Here's how each function contributes:

SEO teams handle the technical foundation — crawlability, schema markup, page speed, internal linking, and ensuring AI crawlers can access and parse content correctly. They also own the keyword and prompt research that identifies which queries to target.

Content teams produce the answer-optimized articles, comparison pages, and FAQ content that AI models actually cite. The brief has changed: it's no longer just "write for the reader" but "write for the reader and make it extractable for an AI model."

PR teams drive third-party citations — the coverage in industry publications, analyst mentions, and earned media that signals authority to AI models. Getting mentioned in a trusted source that Perplexity or ChatGPT already cites is one of the fastest ways to improve AI visibility.

Social and community teams manage presence on Reddit, LinkedIn, and other platforms that AI models pull from directly. This is newer territory for most brands, but it's increasingly important for Perplexity visibility specifically.


Measuring what's working

The measurement challenge in GEO is real. You can't just look at Google Analytics and see "AI search traffic" as a clean line item — though this is improving as platforms add AI referral attribution.

The metrics that matter:

  • Citation rate: How often your brand or content appears in AI responses to relevant prompts
  • Share of voice: Your visibility relative to competitors across a defined set of prompts
  • Page-level citation data: Which specific pages are being cited, by which models, and how often
  • AI-referred traffic: Sessions that originate from AI platforms (increasingly trackable via UTM parameters and referral data)
  • Prompt coverage: What percentage of your target prompts return a result that includes your brand

The brands doing this well are running regular prompt audits — manually or through a platform — to track their visibility across a defined set of high-value queries.
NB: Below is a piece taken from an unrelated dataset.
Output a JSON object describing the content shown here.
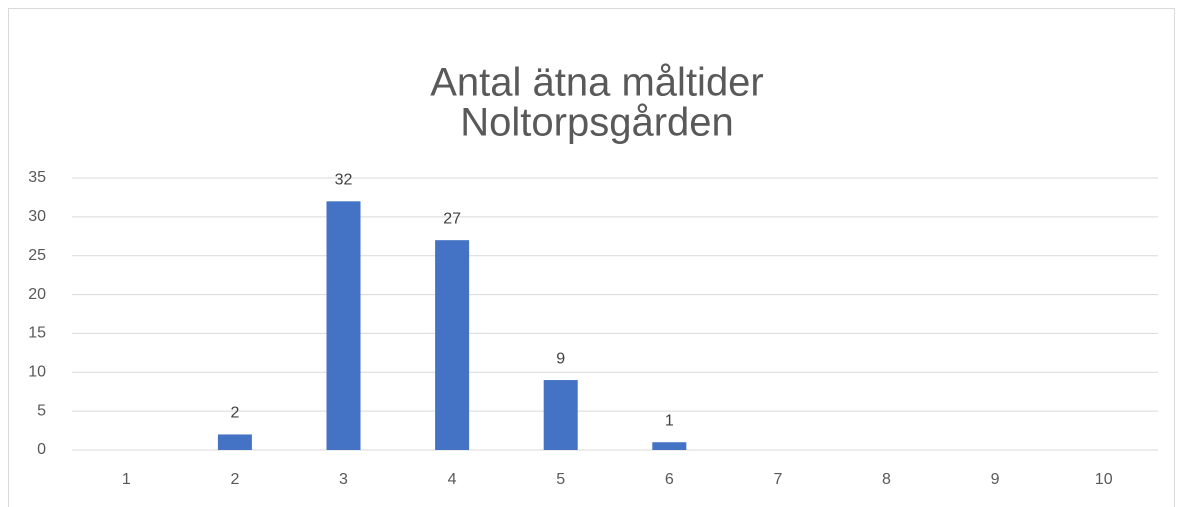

They're treating it like rank tracking, but for AI models instead of search engines.

ChatGPT SEO and GEO tips for getting cited in AI answers in 2026


Common mistakes brands are making

Treating GEO as a one-time project. AI models update their training data and retrieval behavior continuously. A content piece that gets cited today might get displaced by a competitor's better answer next month. This requires ongoing attention, not a one-time audit.
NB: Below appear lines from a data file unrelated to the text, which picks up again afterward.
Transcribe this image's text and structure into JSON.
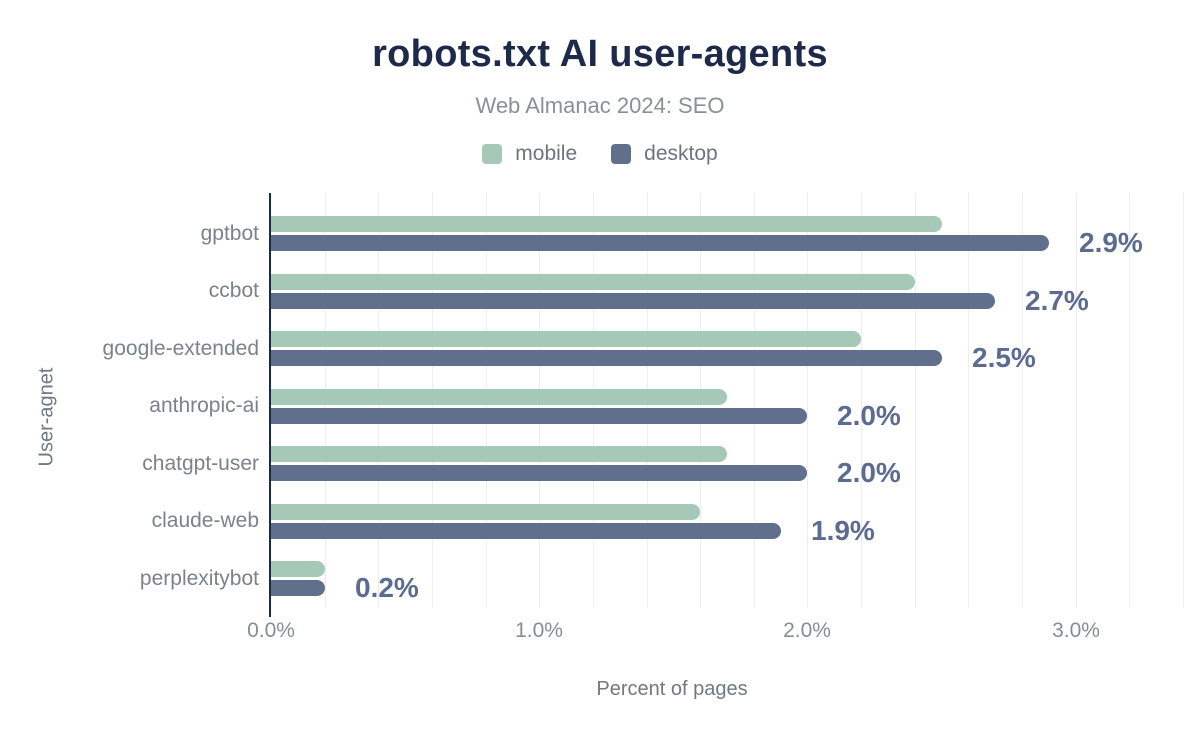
{
  "chart_data": {
    "type": "bar",
    "orientation": "horizontal",
    "title": "robots.txt AI user-agents",
    "subtitle": "Web Almanac 2024: SEO",
    "xlabel": "Percent of pages",
    "ylabel": "User-agnet",
    "categories": [
      "gptbot",
      "ccbot",
      "google-extended",
      "anthropic-ai",
      "chatgpt-user",
      "claude-web",
      "perplexitybot"
    ],
    "series": [
      {
        "name": "mobile",
        "color": "#a5c8b7",
        "values": [
          2.5,
          2.4,
          2.2,
          1.7,
          1.7,
          1.6,
          0.2
        ]
      },
      {
        "name": "desktop",
        "color": "#5f6f8c",
        "values": [
          2.9,
          2.7,
          2.5,
          2.0,
          2.0,
          1.9,
          0.2
        ]
      }
    ],
    "data_labels": [
      "2.9%",
      "2.7%",
      "2.5%",
      "2.0%",
      "2.0%",
      "1.9%",
      "0.2%"
    ],
    "x_ticks": [
      "0.0%",
      "1.0%",
      "2.0%",
      "3.0%"
    ],
    "x_tick_values": [
      0,
      1,
      2,
      3
    ],
    "xlim": [
      0,
      3.4
    ],
    "grid": {
      "axis": "x",
      "interval": 0.2,
      "color": "#ededee"
    },
    "legend": {
      "position": "top",
      "labels": [
        "mobile",
        "desktop"
      ]
    },
    "colors": {
      "title": "#1e2a4a",
      "subtitle": "#8a9097",
      "axis_line": "#1a2b49",
      "value_label": "#5b6c90",
      "category_label": "#7b828c",
      "tick_label": "#868d97",
      "axis_title": "#717881",
      "legend_label": "#6d747f"
    }
  }
}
Ignoring platform differences. A strategy built entirely around ChatGPT citation won't automatically translate to Perplexity or Google AI Overviews. The citation sources, content formats, and authority signals differ enough that platform-specific tactics are worth the effort.

Monitoring without acting. A lot of brands have signed up for GEO tracking tools and are dutifully watching their visibility scores go nowhere. The data is only useful if it drives content and distribution decisions. If your GEO platform isn't connected to a content workflow, you're paying for a dashboard.
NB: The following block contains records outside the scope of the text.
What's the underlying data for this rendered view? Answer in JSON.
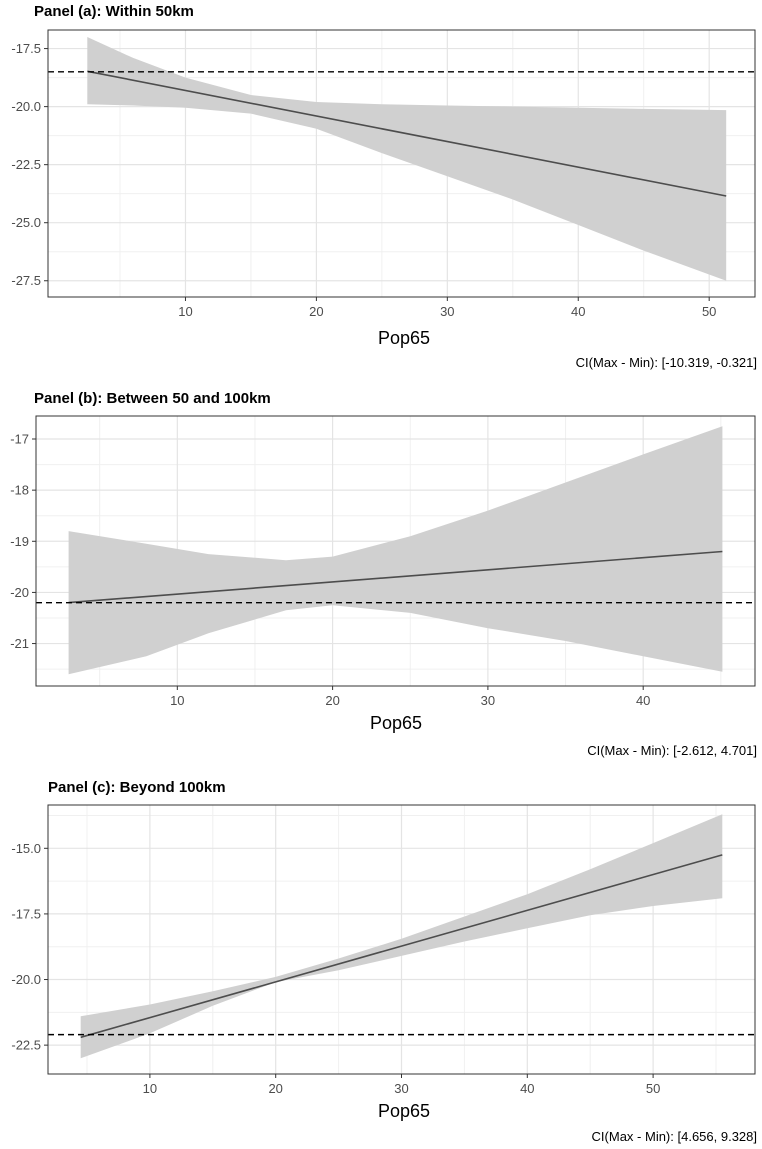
{
  "chart_data": [
    {
      "type": "line",
      "title": "Panel (a): Within 50km",
      "xlabel": "Pop65",
      "ylabel": "",
      "caption": "CI(Max - Min): [-10.319, -0.321]",
      "xlim": [
        -0.5,
        53.5
      ],
      "ylim": [
        -28.2,
        -16.7
      ],
      "xticks": [
        10,
        20,
        30,
        40,
        50
      ],
      "xtick_labels": [
        "10",
        "20",
        "30",
        "40",
        "50"
      ],
      "yticks": [
        -17.5,
        -20.0,
        -22.5,
        -25.0,
        -27.5
      ],
      "ytick_labels": [
        "-17.5",
        "-20.0",
        "-22.5",
        "-25.0",
        "-27.5"
      ],
      "reference_line": -18.5,
      "grid": true,
      "series": [
        {
          "name": "estimate",
          "x": [
            2.5,
            51.3
          ],
          "y": [
            -18.48,
            -23.85
          ]
        },
        {
          "name": "ci_upper",
          "x": [
            2.5,
            6,
            10,
            15,
            20,
            25,
            30,
            35,
            40,
            45,
            51.3
          ],
          "y": [
            -17.0,
            -17.9,
            -18.75,
            -19.5,
            -19.8,
            -19.9,
            -19.95,
            -20.0,
            -20.05,
            -20.1,
            -20.15
          ]
        },
        {
          "name": "ci_lower",
          "x": [
            2.5,
            6,
            10,
            15,
            20,
            25,
            30,
            35,
            40,
            45,
            51.3
          ],
          "y": [
            -19.9,
            -19.95,
            -20.05,
            -20.3,
            -20.95,
            -22.0,
            -23.0,
            -24.0,
            -25.1,
            -26.2,
            -27.5
          ]
        }
      ]
    },
    {
      "type": "line",
      "title": "Panel (b): Between 50 and 100km",
      "xlabel": "Pop65",
      "ylabel": "",
      "caption": "CI(Max - Min): [-2.612, 4.701]",
      "xlim": [
        0.9,
        47.2
      ],
      "ylim": [
        -21.83,
        -16.55
      ],
      "xticks": [
        10,
        20,
        30,
        40
      ],
      "xtick_labels": [
        "10",
        "20",
        "30",
        "40"
      ],
      "yticks": [
        -17,
        -18,
        -19,
        -20,
        -21
      ],
      "ytick_labels": [
        "-17",
        "-18",
        "-19",
        "-20",
        "-21"
      ],
      "reference_line": -20.2,
      "grid": true,
      "series": [
        {
          "name": "estimate",
          "x": [
            3,
            45.1
          ],
          "y": [
            -20.2,
            -19.2
          ]
        },
        {
          "name": "ci_upper",
          "x": [
            3,
            8,
            12,
            17,
            20,
            25,
            30,
            35,
            40,
            45.1
          ],
          "y": [
            -18.8,
            -19.05,
            -19.25,
            -19.37,
            -19.3,
            -18.9,
            -18.4,
            -17.85,
            -17.3,
            -16.75
          ]
        },
        {
          "name": "ci_lower",
          "x": [
            3,
            8,
            12,
            17,
            20,
            25,
            30,
            35,
            40,
            45.1
          ],
          "y": [
            -21.6,
            -21.25,
            -20.8,
            -20.35,
            -20.25,
            -20.4,
            -20.7,
            -20.95,
            -21.25,
            -21.55
          ]
        }
      ]
    },
    {
      "type": "line",
      "title": "Panel (c): Beyond 100km",
      "xlabel": "Pop65",
      "ylabel": "",
      "caption": "CI(Max - Min): [4.656, 9.328]",
      "xlim": [
        1.9,
        58.1
      ],
      "ylim": [
        -23.6,
        -13.35
      ],
      "xticks": [
        10,
        20,
        30,
        40,
        50
      ],
      "xtick_labels": [
        "10",
        "20",
        "30",
        "40",
        "50"
      ],
      "yticks": [
        -15.0,
        -17.5,
        -20.0,
        -22.5
      ],
      "ytick_labels": [
        "-15.0",
        "-17.5",
        "-20.0",
        "-22.5"
      ],
      "reference_line": -22.1,
      "grid": true,
      "series": [
        {
          "name": "estimate",
          "x": [
            4.5,
            55.5
          ],
          "y": [
            -22.2,
            -15.25
          ]
        },
        {
          "name": "ci_upper",
          "x": [
            4.5,
            10,
            15,
            20,
            25,
            30,
            35,
            40,
            45,
            50,
            55.5
          ],
          "y": [
            -21.4,
            -20.95,
            -20.45,
            -19.9,
            -19.2,
            -18.45,
            -17.6,
            -16.75,
            -15.8,
            -14.8,
            -13.7
          ]
        },
        {
          "name": "ci_lower",
          "x": [
            4.5,
            10,
            15,
            20,
            25,
            30,
            35,
            40,
            45,
            50,
            55.5
          ],
          "y": [
            -23.0,
            -22.05,
            -21.0,
            -20.1,
            -19.65,
            -19.1,
            -18.55,
            -18.05,
            -17.55,
            -17.2,
            -16.9
          ]
        }
      ]
    }
  ]
}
Neglecting offsite presence. Your own website is one signal. The Reddit threads, YouTube videos, third-party reviews, and industry publications that AI models cite are equally important — sometimes more so. Brands that only optimize their own content are leaving a significant part of the picture unaddressed.

Chasing every AI model equally. For most brands, two or three AI platforms drive the majority of relevant traffic and citations. Spreading effort evenly across ten models is less effective than going deep on the platforms your actual customers are using.


Where this is heading

The trajectory is toward AI models becoming more agentic — not just answering questions but taking actions, making recommendations, and completing purchases on behalf of users. ChatGPT's move into shopping recommendations is an early version of this. Brands that establish citation authority now are building the foundation for visibility in that more transactional AI future.

The brands that will win aren't necessarily the ones with the biggest content budgets. They're the ones that understand how AI models decide what to trust, build content and distribution strategies around those signals, and measure the results rigorously enough to keep improving. That's a discipline, not a tactic — and it compounds over time.